For some 100 minutes five of them, all dressed in black, play numerous parts telling stories about clothes and their wearers. These usually relate to some life experience with which the particular loved or hated item has become irrevocably associated.

To boost sales, Karen Carpenter's production is using a rolling cast of celebrities that changes every few weeks. As it happens, the group on show were reaching the end of their run and it showed, as they had clearly built up a good rapport and feel for their lines, which in any event they read.

Holding the evening together was Carol Kane. She remained reasonably independent, narrating Ilene Beckerman's life accompanied by drawings from her book on which the evening is based.
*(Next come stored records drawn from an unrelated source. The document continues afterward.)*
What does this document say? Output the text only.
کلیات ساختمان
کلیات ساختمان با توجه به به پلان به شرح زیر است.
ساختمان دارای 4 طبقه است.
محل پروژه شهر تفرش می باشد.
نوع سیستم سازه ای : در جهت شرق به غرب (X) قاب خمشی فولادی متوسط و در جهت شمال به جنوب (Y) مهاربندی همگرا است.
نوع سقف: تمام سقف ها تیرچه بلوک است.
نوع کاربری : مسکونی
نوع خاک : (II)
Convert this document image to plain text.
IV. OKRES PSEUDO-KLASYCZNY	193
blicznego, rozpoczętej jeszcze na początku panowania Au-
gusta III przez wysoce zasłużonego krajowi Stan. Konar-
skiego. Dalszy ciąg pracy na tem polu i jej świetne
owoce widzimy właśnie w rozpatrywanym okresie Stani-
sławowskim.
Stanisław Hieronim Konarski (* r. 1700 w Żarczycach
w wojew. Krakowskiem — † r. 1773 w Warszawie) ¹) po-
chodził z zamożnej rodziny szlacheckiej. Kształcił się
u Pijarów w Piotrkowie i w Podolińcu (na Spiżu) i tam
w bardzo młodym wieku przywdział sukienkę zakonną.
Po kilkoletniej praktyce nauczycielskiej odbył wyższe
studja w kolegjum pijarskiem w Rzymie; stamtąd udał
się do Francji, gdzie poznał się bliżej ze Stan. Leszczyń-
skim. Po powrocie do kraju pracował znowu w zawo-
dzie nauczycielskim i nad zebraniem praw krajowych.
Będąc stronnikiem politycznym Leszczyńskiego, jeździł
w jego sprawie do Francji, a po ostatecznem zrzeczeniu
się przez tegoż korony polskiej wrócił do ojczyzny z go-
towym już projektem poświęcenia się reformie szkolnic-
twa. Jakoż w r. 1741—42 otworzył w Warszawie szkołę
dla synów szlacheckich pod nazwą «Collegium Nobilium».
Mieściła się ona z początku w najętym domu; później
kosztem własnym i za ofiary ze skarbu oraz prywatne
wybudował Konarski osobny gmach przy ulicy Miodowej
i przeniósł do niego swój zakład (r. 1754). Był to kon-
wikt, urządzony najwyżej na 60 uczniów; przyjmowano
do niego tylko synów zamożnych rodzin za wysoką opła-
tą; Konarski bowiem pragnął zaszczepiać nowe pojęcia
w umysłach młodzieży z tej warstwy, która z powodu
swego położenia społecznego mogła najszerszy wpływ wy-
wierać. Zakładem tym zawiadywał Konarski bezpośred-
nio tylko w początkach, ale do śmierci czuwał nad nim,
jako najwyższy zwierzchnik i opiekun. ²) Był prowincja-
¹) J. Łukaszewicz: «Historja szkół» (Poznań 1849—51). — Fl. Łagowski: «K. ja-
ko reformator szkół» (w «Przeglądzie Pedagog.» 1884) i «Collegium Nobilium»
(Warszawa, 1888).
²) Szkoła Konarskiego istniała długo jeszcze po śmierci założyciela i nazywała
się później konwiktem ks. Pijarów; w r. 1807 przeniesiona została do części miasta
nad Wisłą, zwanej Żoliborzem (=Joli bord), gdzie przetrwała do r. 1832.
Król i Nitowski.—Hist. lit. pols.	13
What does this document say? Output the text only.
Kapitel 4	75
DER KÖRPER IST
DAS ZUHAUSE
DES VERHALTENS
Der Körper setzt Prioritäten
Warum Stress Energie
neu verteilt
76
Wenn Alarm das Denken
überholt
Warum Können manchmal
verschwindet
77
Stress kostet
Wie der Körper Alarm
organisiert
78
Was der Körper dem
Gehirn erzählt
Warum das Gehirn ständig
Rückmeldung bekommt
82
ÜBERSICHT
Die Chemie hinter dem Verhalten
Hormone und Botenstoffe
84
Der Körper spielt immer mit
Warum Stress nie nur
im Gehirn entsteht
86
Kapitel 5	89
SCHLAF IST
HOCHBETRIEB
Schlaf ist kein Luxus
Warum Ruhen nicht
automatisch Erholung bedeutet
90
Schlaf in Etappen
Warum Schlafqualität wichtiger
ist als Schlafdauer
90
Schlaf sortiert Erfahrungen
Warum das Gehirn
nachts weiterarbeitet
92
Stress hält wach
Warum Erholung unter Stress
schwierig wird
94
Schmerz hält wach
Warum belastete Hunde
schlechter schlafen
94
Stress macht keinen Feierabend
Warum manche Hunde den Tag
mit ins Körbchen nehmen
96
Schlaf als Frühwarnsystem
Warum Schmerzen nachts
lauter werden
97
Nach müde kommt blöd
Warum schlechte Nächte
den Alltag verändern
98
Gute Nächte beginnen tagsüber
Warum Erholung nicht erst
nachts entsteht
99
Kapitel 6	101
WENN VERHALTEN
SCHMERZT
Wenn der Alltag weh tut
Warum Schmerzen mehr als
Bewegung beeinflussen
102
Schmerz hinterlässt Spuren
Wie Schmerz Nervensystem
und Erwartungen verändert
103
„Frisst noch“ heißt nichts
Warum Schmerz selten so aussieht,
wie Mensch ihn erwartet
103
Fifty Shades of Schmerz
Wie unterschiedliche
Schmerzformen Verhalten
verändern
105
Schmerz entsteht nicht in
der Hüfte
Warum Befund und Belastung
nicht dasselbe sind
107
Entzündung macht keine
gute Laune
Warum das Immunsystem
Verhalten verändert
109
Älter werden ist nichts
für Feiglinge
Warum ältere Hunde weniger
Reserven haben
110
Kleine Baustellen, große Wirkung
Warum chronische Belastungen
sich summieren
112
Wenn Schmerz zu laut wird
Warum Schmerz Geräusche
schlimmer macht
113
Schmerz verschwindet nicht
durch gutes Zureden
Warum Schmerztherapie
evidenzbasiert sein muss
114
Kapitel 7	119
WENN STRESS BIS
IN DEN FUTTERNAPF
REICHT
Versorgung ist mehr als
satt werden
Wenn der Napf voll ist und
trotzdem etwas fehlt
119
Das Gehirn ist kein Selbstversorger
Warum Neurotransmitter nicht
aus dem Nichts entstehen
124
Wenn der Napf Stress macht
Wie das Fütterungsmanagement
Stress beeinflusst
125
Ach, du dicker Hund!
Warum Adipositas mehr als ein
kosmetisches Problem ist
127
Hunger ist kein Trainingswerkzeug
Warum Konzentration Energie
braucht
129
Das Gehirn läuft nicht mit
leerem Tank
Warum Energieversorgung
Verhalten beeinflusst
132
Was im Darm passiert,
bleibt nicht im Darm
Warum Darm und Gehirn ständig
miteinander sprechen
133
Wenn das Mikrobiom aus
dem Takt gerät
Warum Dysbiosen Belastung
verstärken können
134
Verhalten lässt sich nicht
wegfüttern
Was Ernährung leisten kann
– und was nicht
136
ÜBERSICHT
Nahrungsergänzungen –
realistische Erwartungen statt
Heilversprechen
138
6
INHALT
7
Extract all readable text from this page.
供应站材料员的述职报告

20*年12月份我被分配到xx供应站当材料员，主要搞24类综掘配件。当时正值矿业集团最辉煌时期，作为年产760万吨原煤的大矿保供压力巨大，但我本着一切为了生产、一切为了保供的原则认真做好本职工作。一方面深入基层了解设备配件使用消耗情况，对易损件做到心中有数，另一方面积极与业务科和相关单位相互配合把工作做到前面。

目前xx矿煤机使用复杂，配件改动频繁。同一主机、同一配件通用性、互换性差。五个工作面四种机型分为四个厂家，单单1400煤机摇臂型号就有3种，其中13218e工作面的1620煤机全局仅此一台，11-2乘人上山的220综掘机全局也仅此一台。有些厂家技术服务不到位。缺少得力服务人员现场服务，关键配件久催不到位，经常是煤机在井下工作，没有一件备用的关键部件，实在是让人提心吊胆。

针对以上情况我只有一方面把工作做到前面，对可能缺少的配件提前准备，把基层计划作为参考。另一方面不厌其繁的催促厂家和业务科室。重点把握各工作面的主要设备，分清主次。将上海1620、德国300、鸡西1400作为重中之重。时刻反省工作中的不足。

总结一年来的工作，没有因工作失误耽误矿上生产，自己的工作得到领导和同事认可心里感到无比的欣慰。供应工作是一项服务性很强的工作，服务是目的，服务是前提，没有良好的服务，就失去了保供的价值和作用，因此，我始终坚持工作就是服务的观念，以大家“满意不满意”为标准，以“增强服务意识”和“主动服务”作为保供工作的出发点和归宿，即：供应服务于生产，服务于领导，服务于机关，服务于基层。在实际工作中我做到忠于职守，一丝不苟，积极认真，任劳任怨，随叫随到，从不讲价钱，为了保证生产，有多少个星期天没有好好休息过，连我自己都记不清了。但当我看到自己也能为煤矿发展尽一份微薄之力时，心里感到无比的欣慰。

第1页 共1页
This runs through five generations and a couple of husbands plus lovers, not to mention dozens of frocks.

Her story is divided by numerous others, some merely a witty sentence long on a particular topic, others relating short clothes-related memoirs.

For whatever reason, bras are both funny and, in the case of a post-mastectomy 27-year-old, tragic, while the most amusing of the longer pieces by a long way came from Capathia Jenkins and involved purse (handbag)-hatred of the most virulent and vengeful variety.

The remaining trio of actresses, Lucy De Vito, Katie Finneran and Natasha Lyonne all have fun and contribute to a gently amusing evening that has its moments but is not ideally suited to a man with no great interest in clothing.

Nora and Delia Ephron, well-known for their film scripts, insert enough good stories to hold the attention even of such a heretic. For ladies who worship and continuously replenish wardrobes packed with clothes and shoes this will be seventh heaven.